Monitor and Computer Displays
- Articulating arms are often used in the military for monitors and computer displays in vehicles.
- Monitors and computer displays are mounted in vehicles to allow operators to see outside the vehicles without windows.
- There are articulating arm mounts designed specifically for aircraft environments, which include military retrofit aircraft.
- Laptop mounts are among the most common uses of articulated arms in the military.
Articulated arms are typically used in military armored and unarmored vehicles for IED detection and removal. This use was already documented in our original findings, so we did not repeat it here. However, by expanding our time frame, we found a different vehicle that allows military personnel to mount a camera to an articulating arm and view an area remotely. While this is often used for IED detection, it can also be used for a variety of other purposes that would normally put military personnel in danger. Therefore, since it varies slightly from the example used in our original research, we decided to use it here. We then went on to search for two other military uses of articulating arms, specifically for armored or unarmored vehicles. To conduct this search, we first looked for mention of vehicle attachments in military publications like Army.mil, NIST, Military Times, and others. While we found some references to non-vehicle uses for articulating arms, there were no uses identified other than IED detection and removal.
We turned our attention to government publications and contracts that we hoped would detail the use of articulating arms on military vehicles. Sources such as Defense.gov, DOD.Defense.gov, USA.gov, and others were searched for companies that provide articulating arms to the government with the hopes that we would uncover different uses. Unfortunately, the only use we found for vehicles was again IED detection. There were some mentions of articulating laser measurement systems and monitor mounts, but since those were not specific to armored or unarmored vehicles, we initially rejected them.
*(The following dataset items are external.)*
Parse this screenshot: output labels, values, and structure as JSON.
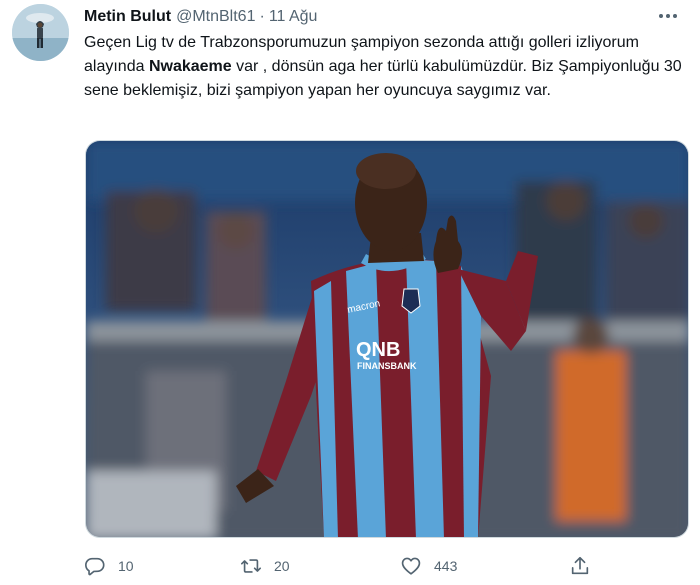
{
  "tweet": {
    "author_name": "Metin Bulut",
    "handle": "@MtnBlt61",
    "separator": "·",
    "date": "11 Ağu",
    "text_part1": "Geçen Lig tv de Trabzonsporumuzun şampiyon sezonda attığı golleri izliyorum alayında ",
    "text_bold": "Nwakaeme",
    "text_part2": " var , dönsün aga her türlü kabulümüzdür. Biz Şampiyonluğu 30 sene beklemişiz, bizi şampiyon yapan her oyuncuya saygımız var."
  },
  "media": {
    "jersey_brand": "macron",
    "jersey_sponsor_line1": "QNB",
    "jersey_sponsor_line2": "FINANSBANK",
    "colors": {
      "claret": "#7a1e2c",
      "sky_blue": "#5aa4d8",
      "skin": "#3b2418",
      "stadium_blue": "#1d3f6e"
    }
  },
  "actions": {
    "reply": {
      "icon": "reply-icon",
      "count": "10"
    },
    "retweet": {
      "icon": "retweet-icon",
      "count": "20"
    },
    "like": {
      "icon": "heart-icon",
      "count": "443"
    },
    "share": {
      "icon": "share-icon"
    }
  },
  "icons": {
    "more": "more-options-icon"
  }
}
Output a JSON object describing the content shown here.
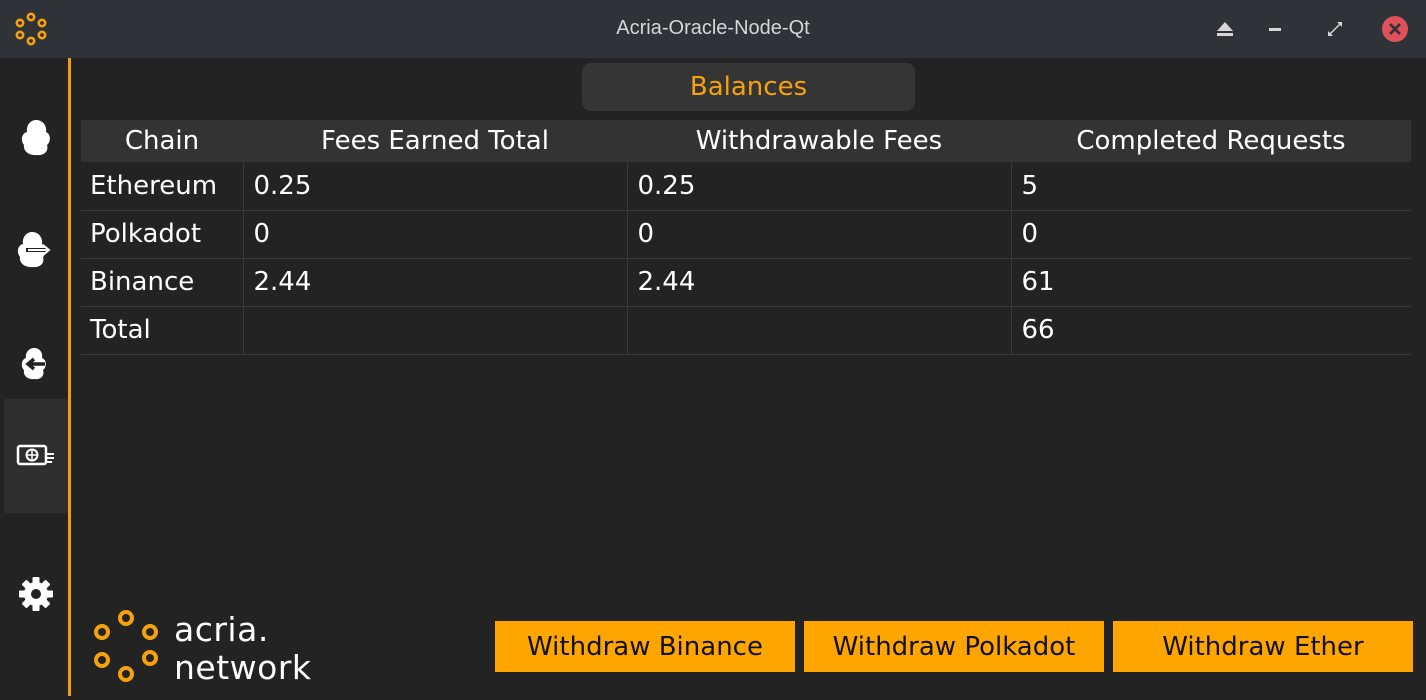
{
  "window": {
    "title": "Acria-Oracle-Node-Qt",
    "buttons": [
      "eject-icon",
      "minimize-icon",
      "maximize-icon",
      "close-icon"
    ]
  },
  "sidebar": {
    "items": [
      {
        "name": "cloud",
        "icon": "cloud-icon"
      },
      {
        "name": "outgoing",
        "icon": "cloud-arrow-out-icon"
      },
      {
        "name": "incoming",
        "icon": "cloud-arrow-in-icon"
      },
      {
        "name": "balances",
        "icon": "money-icon",
        "active": true
      },
      {
        "name": "settings",
        "icon": "gear-icon"
      }
    ],
    "accent_color": "#f39c12"
  },
  "tab": {
    "label": "Balances"
  },
  "table": {
    "headers": [
      "Chain",
      "Fees Earned Total",
      "Withdrawable Fees",
      "Completed Requests"
    ],
    "rows": [
      [
        "Ethereum",
        "0.25",
        "0.25",
        "5"
      ],
      [
        "Polkadot",
        "0",
        "0",
        "0"
      ],
      [
        "Binance",
        "2.44",
        "2.44",
        "61"
      ],
      [
        "Total",
        "",
        "",
        "66"
      ]
    ]
  },
  "logo": {
    "line1": "acria.",
    "line2": "network"
  },
  "actions": {
    "withdraw_binance": "Withdraw Binance",
    "withdraw_polkadot": "Withdraw Polkadot",
    "withdraw_ether": "Withdraw Ether"
  },
  "colors": {
    "accent": "#ffa500",
    "tab_text": "#f5a20e",
    "background": "#232323",
    "titlebar": "#2f3237",
    "close": "#e0525b"
  }
}
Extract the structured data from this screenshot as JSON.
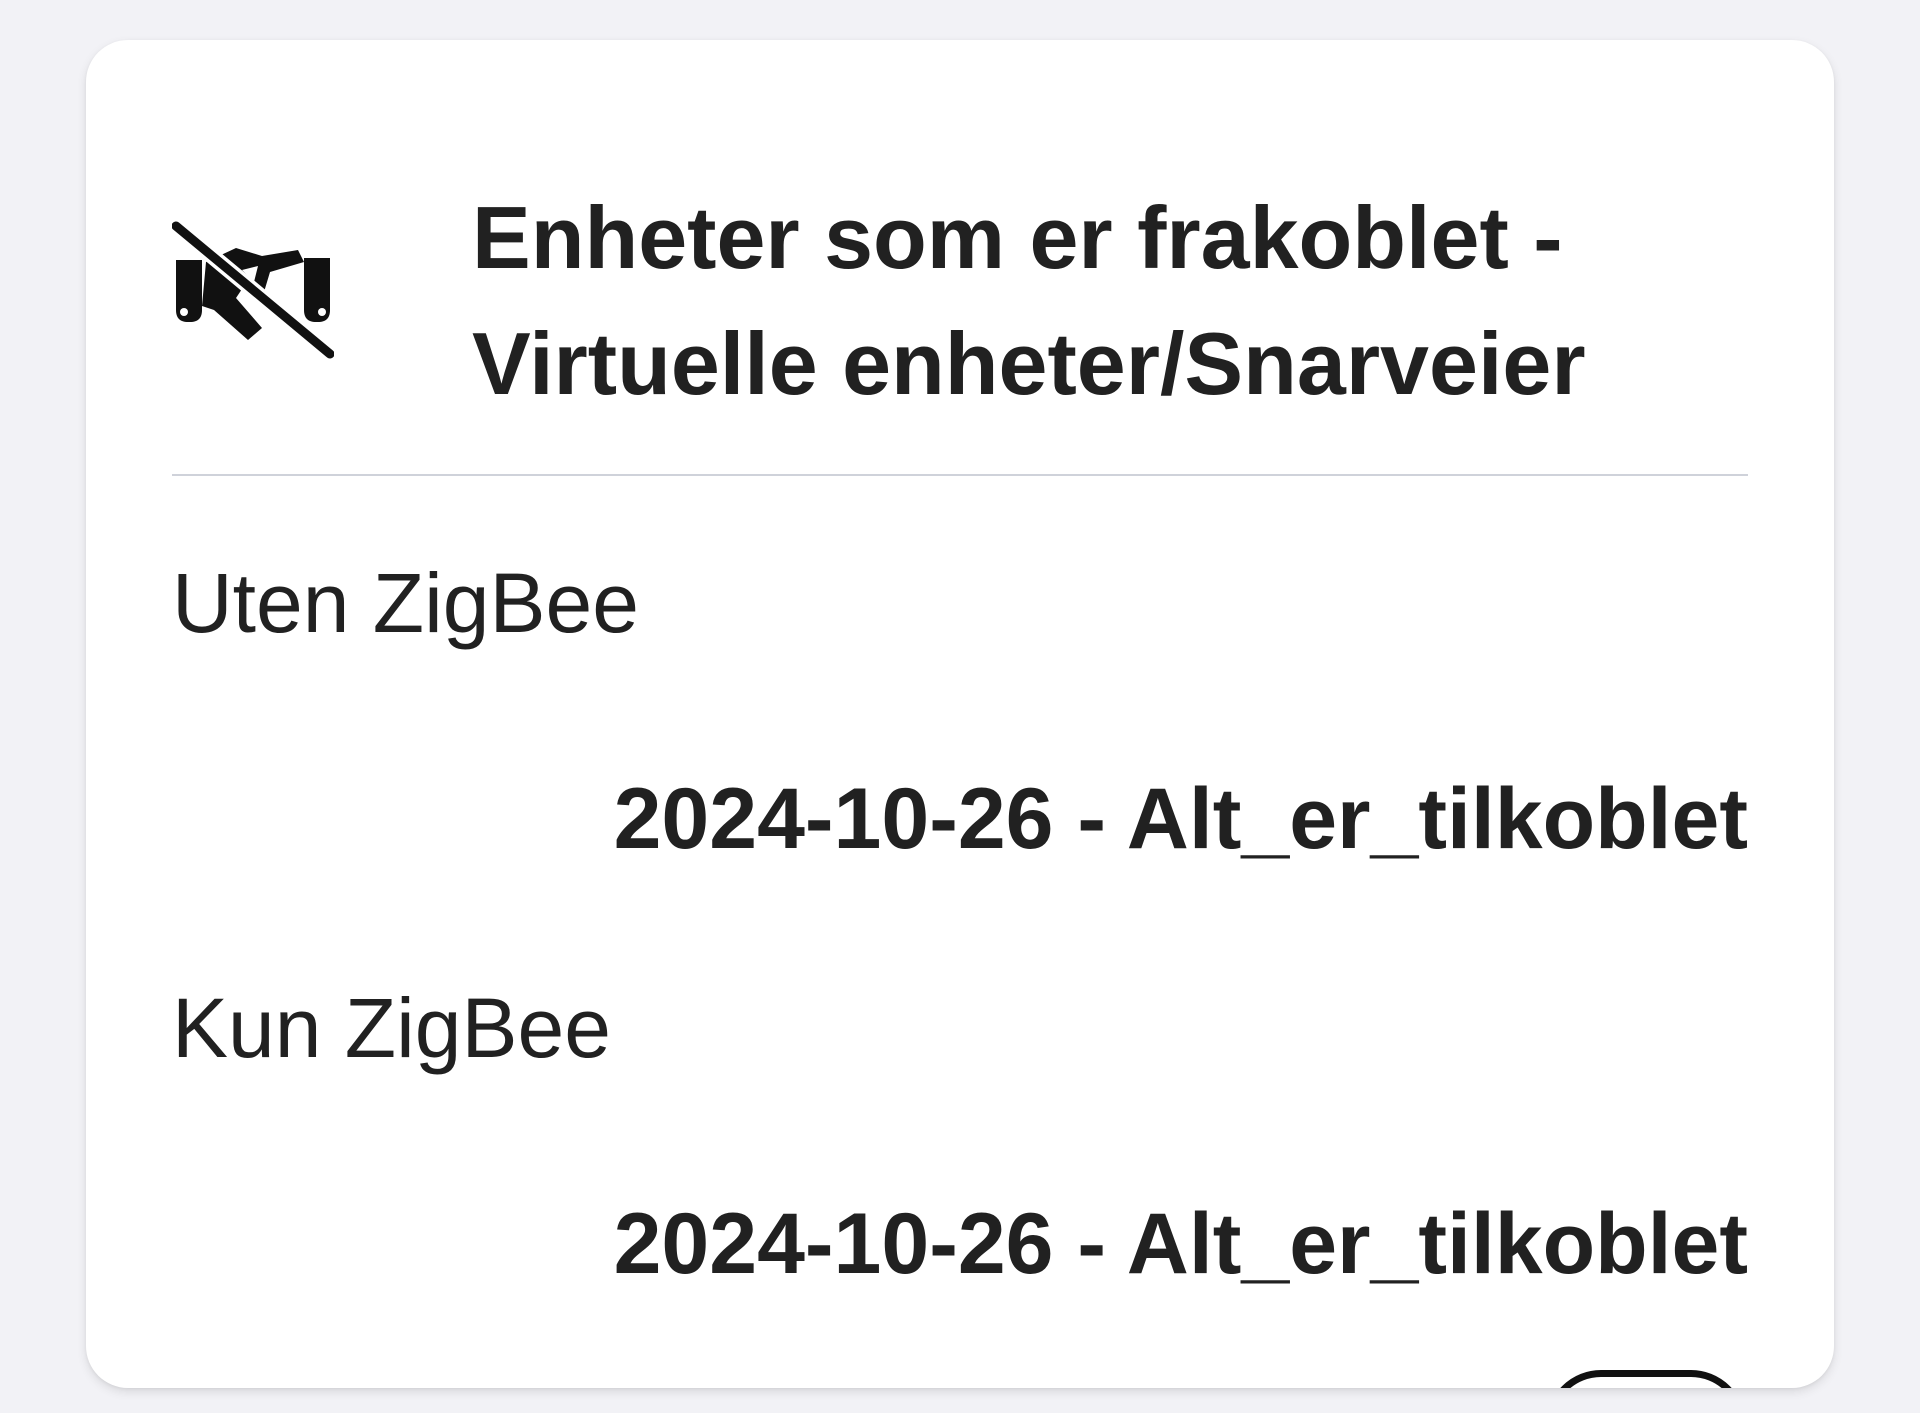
{
  "card": {
    "title": "Enheter som er frakoblet - Virtuelle enheter/Snarveier",
    "icon": "disconnected-plug-icon"
  },
  "rows": [
    {
      "label": "Uten ZigBee",
      "value": "2024-10-26 - Alt_er_tilkoblet"
    },
    {
      "label": "Kun ZigBee",
      "value": "2024-10-26 - Alt_er_tilkoblet"
    }
  ],
  "partial_row": {
    "label": "",
    "toggle_state": "on"
  }
}
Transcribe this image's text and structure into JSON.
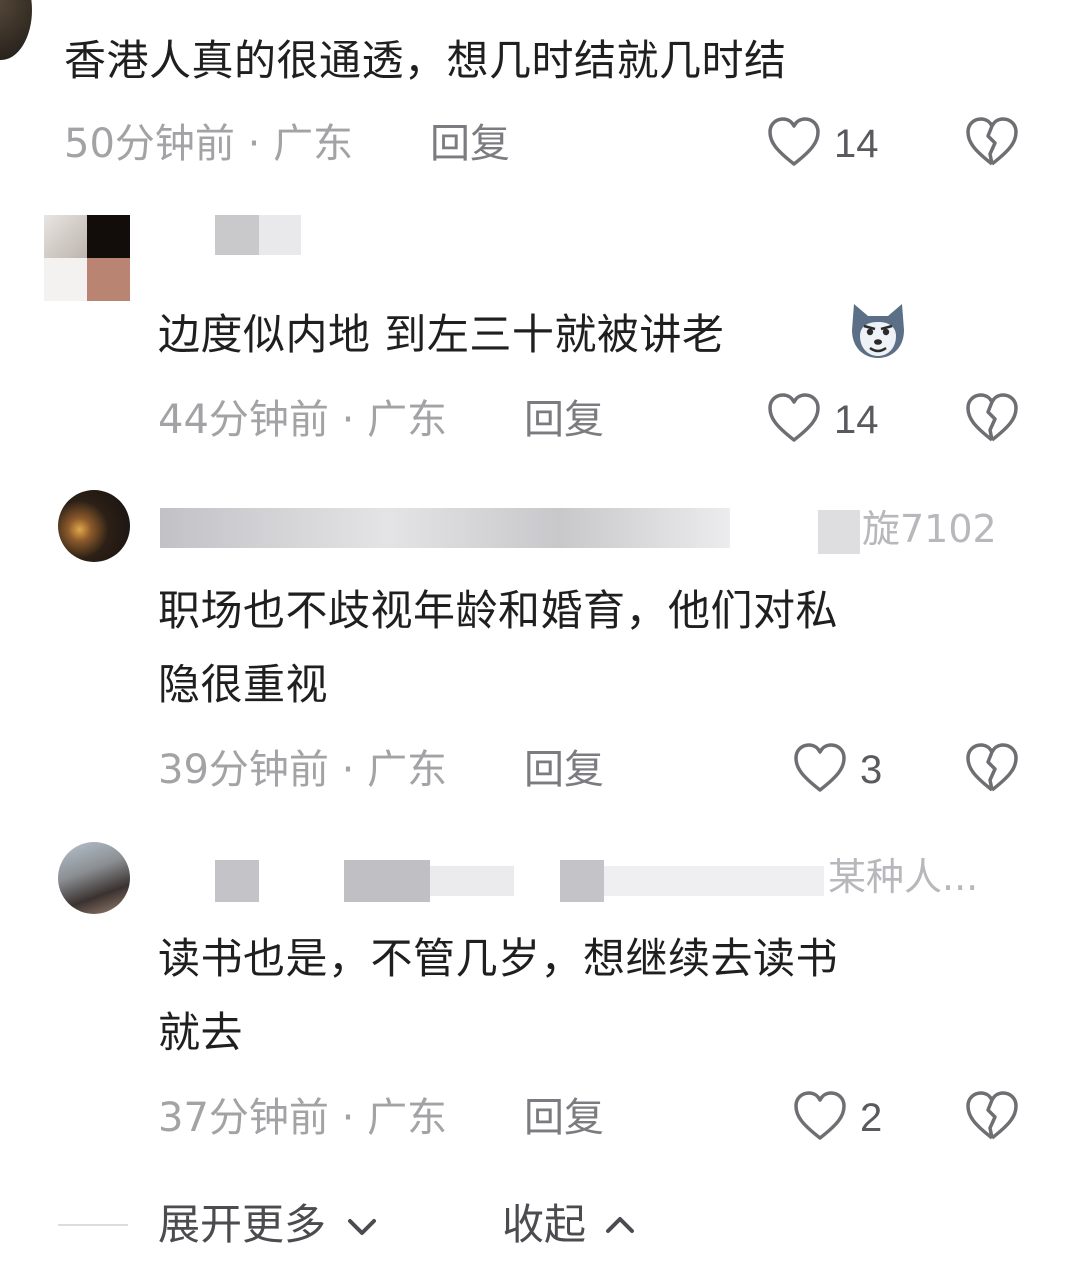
{
  "comments": [
    {
      "content_lines": [
        "香港人真的很通透，想几时结就几时结"
      ],
      "time": "50分钟前",
      "location": "广东",
      "reply_label": "回复",
      "likes": "14"
    },
    {
      "content_lines": [
        "边度似内地 到左三十就被讲老"
      ],
      "emoji": "wolf-emoji",
      "time": "44分钟前",
      "location": "广东",
      "reply_label": "回复",
      "likes": "14"
    },
    {
      "name_partial": "旋7102",
      "content_lines": [
        "职场也不歧视年龄和婚育，他们对私",
        "隐很重视"
      ],
      "time": "39分钟前",
      "location": "广东",
      "reply_label": "回复",
      "likes": "3"
    },
    {
      "name_partial": "某种人...",
      "content_lines": [
        "读书也是，不管几岁，想继续去读书",
        "就去"
      ],
      "time": "37分钟前",
      "location": "广东",
      "reply_label": "回复",
      "likes": "2"
    }
  ],
  "separator": "·",
  "footer": {
    "expand_label": "展开更多",
    "collapse_label": "收起"
  },
  "colors": {
    "text": "#1f1f1f",
    "meta": "#a3a3a6",
    "icon": "#6f6f73"
  }
}
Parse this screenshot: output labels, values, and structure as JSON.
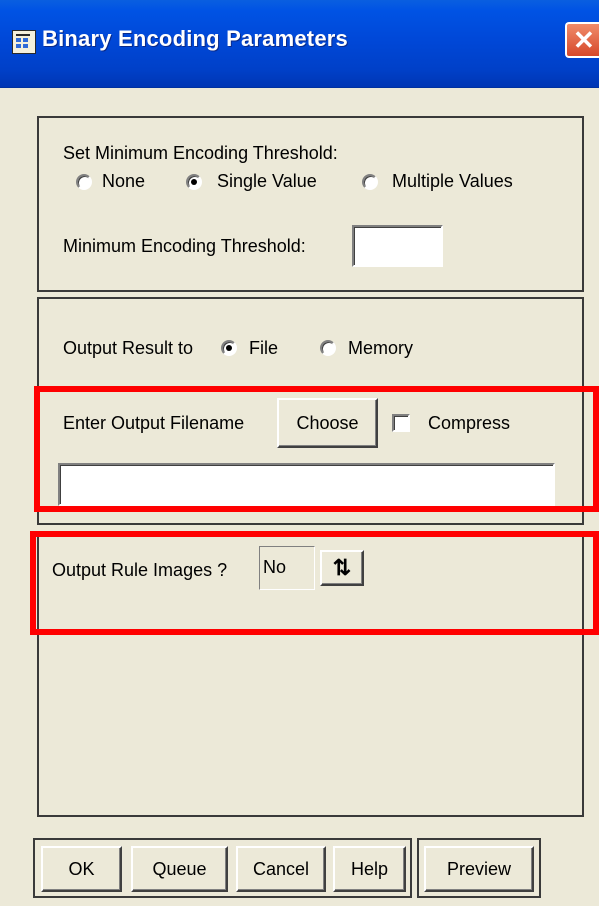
{
  "window": {
    "title": "Binary Encoding Parameters",
    "close_glyph": "✕",
    "icon": "app-window-icon"
  },
  "threshold_group": {
    "heading": "Set Minimum Encoding Threshold:",
    "options": [
      "None",
      "Single Value",
      "Multiple Values"
    ],
    "selected": "Single Value",
    "field_label": "Minimum Encoding Threshold:",
    "field_value": ""
  },
  "output_group": {
    "label": "Output Result to",
    "options": [
      "File",
      "Memory"
    ],
    "selected": "File",
    "filename_label": "Enter Output Filename",
    "choose_label": "Choose",
    "compress_label": "Compress",
    "compress_checked": false,
    "filename_value": ""
  },
  "rule_images": {
    "label": "Output Rule Images ?",
    "value": "No",
    "toggle_glyph": "⇅"
  },
  "buttons": {
    "ok": "OK",
    "queue": "Queue",
    "cancel": "Cancel",
    "help": "Help",
    "preview": "Preview"
  },
  "highlight_color": "#FF0000"
}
Our third strategy was to search reputable media sources to see if any articles had been written on articulating arm use in the military. We examined Forbes, Time, Readers' Digest, New York Times, and others, but we only found articles on the same uses we had already discovered in other sources. At this point, we determined that the military primarily uses articulating arms on vehicles for IED detection and removal purposes and the only other uses are for laser measuring devices and monitor and computer mounts. Therefore, we provided information on those two uses as well as the unmanned vehicle use mentioned earlier.